なんですの?! カノンがエリに尋ねたことって?!
私事ってなんですの?! プライベートのプの字の一画目すら匂わせない、鉄仮面の侍女頭の私事っていったい何?!
エリには話せて、何で私には相談できませんの?!
そりゃあ相談役においてエリは聖母のような存在と言えども! 私に話せなくて、エリには話せることって何です?!
エリは「店の料理についての質問」とは仰っておられましたが、それでは尚更気になるではありませんか‼
エリのことです。エリが心配しなくていいと言えば、それはその通りなのでしょうが、心配と興味は別腹でしてよ?!
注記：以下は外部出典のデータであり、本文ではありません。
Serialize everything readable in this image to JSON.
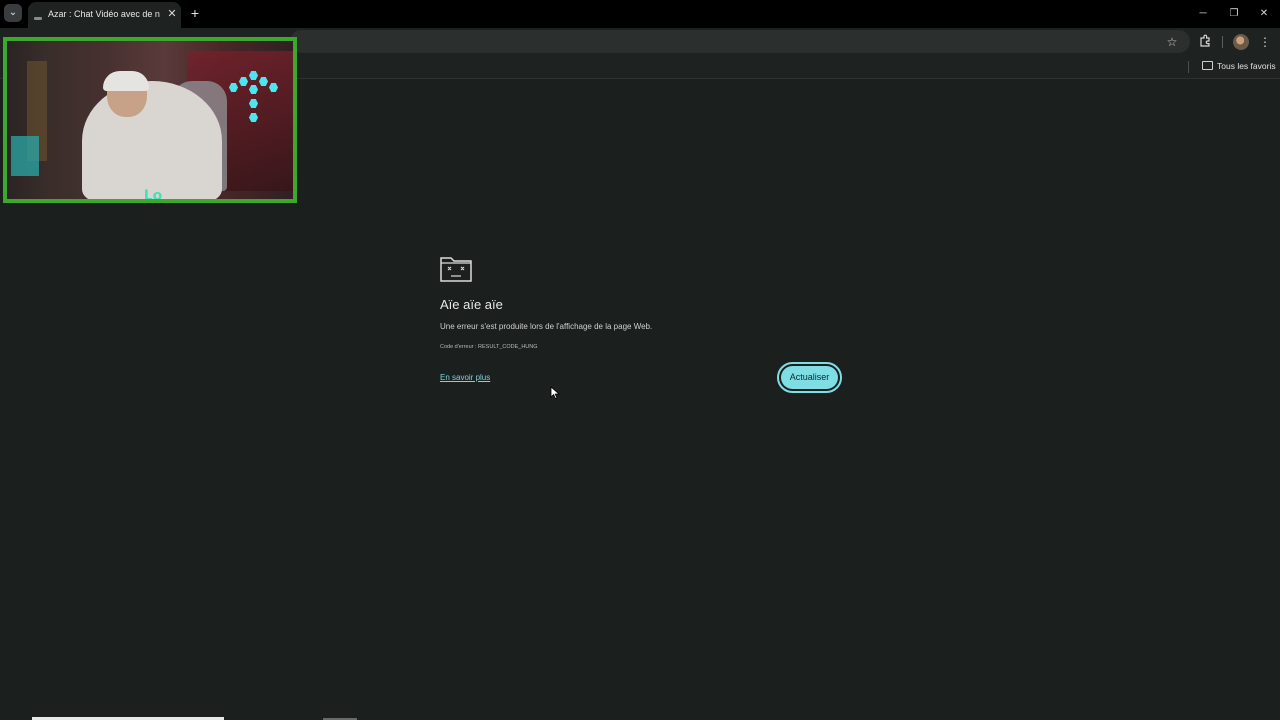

悶々と、それでいてギンギンに目を見開きながら、フェルティナは布団の中からバッと起き上がった。
「……考えすぎて、お腹が空きましたわ」
筋肉の形が感じられる、肉の無いお腹に手を当てると、胃袋がきゅるぅ、と細い音を鳴らした。
頭と腹が眠らない。
こうなってしまえば、やることは一つだ。
「良き就寝の為に、外で食べてくる他ありませんわね!」
ベッドで悩んでも仕方ない。
悩むか割り切るか決めるのも体力を使う。
ならば食べてくるしかないじゃない。
フェルティナはベッドから降りると、さっそうと寝間着からいつもの服に着替えて、寝室の窓から庭に降り立った。
そして、明かりが灯る食堂街へ、静かに速足で駆けていくのだった。